IPOL.ID – Seorang pembelot Korea Utara (Korut) yang melarikan diri ke Korsel lebih dari satu dekade lalu ditahan setelah mencoba menyeberang kembali ke Korea Utara dengan bus curian, kata polisi.
Pria itu berkendara sekitar 800 meter di Jembatan Tongil, pos pemeriksaan perbatasan terakhir tempat warga sipil dapat pergi tanpa izin khusus, sebelum menabrak barikade, kata Polisi Provinsi Gyeonggi Bukbu Korea Selatan kepada CNN, Jumat (4/20/2024)
Daerah itu dijaga ketat oleh pasukan militer karena kedekatannya dengan zona demiliterisasi yang memisahkan kedua Korea, salah satu perbatasan yang dijaga paling ketat di dunia.
Sejak pindah ke Korea Selatan pada tahun 2011, pria berusia 35 tahun itu telah bekerja sehari-hari tanpa rumah yang stabil.

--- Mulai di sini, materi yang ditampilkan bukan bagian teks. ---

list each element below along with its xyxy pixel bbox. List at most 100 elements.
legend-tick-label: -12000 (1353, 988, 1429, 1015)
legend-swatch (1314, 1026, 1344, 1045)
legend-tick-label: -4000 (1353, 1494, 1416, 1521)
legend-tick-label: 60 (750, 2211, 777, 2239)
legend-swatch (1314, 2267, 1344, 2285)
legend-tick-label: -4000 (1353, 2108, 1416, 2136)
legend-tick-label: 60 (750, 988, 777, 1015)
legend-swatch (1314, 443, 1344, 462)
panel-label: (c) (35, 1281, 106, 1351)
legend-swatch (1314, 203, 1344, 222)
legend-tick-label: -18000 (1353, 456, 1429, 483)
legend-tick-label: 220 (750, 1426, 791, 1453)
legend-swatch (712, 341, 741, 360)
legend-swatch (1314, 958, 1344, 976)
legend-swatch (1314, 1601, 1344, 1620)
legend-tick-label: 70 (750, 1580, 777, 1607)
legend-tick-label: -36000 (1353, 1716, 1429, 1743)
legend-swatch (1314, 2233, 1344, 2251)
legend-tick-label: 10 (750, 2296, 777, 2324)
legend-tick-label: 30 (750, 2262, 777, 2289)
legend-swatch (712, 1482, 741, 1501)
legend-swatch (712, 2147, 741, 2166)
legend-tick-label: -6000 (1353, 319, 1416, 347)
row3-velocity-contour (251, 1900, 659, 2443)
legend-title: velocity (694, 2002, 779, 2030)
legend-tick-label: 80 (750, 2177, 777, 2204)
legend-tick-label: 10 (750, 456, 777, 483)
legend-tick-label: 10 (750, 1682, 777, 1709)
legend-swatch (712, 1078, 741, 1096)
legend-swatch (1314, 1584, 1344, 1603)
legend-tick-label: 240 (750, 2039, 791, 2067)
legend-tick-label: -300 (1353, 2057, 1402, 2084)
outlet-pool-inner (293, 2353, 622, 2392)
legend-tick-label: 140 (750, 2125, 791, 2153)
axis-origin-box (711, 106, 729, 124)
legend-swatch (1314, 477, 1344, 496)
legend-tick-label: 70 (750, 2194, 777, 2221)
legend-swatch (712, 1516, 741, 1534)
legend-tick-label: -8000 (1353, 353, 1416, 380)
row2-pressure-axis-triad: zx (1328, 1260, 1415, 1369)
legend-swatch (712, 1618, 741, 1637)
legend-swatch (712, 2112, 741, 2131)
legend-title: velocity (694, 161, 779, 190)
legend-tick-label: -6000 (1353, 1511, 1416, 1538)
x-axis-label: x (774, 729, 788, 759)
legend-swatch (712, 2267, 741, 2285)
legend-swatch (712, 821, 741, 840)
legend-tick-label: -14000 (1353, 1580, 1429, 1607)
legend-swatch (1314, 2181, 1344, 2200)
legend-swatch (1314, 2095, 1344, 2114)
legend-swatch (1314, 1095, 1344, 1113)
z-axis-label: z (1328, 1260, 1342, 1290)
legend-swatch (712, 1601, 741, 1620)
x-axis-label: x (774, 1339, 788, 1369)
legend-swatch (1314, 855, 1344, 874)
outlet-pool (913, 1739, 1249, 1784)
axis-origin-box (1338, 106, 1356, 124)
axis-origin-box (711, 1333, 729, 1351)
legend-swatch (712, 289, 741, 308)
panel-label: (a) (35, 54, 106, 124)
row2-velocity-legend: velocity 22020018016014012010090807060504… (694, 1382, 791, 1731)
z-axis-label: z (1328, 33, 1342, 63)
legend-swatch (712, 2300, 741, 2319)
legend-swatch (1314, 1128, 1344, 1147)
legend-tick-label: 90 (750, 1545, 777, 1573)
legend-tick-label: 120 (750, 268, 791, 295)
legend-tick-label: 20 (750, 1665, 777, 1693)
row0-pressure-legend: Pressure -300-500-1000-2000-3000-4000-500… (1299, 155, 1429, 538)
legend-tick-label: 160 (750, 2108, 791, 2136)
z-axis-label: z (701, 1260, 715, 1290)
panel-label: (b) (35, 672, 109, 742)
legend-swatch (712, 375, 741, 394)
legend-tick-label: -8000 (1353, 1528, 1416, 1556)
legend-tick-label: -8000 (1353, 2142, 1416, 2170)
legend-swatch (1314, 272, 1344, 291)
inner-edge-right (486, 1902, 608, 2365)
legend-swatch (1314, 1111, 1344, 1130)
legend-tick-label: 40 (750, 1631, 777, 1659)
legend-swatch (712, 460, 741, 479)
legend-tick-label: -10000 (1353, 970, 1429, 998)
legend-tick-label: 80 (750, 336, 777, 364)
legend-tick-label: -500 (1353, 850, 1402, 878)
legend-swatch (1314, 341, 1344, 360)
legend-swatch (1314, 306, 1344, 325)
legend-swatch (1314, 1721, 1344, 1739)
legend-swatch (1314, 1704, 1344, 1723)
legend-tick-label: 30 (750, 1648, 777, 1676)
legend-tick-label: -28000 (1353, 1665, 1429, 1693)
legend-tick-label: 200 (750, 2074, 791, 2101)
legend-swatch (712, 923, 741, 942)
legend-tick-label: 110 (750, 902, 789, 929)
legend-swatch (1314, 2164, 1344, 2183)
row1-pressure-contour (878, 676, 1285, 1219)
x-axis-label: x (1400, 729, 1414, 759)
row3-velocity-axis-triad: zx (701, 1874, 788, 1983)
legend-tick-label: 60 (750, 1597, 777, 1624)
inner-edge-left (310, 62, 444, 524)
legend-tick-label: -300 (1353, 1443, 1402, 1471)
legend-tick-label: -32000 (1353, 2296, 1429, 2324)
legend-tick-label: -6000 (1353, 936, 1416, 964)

Dia mengatakan kepada polisi bahwa dia merindukan keluarganya di Korea Utara. “Dia tinggal sendirian di Korea Selatan dan mengalami kesulitan ekonomi,” kata polisi.
“Namun, ia gagal untuk menetap di Korea Selatan dan telah merindukan keluarganya di Korea Utara,” kata mereka.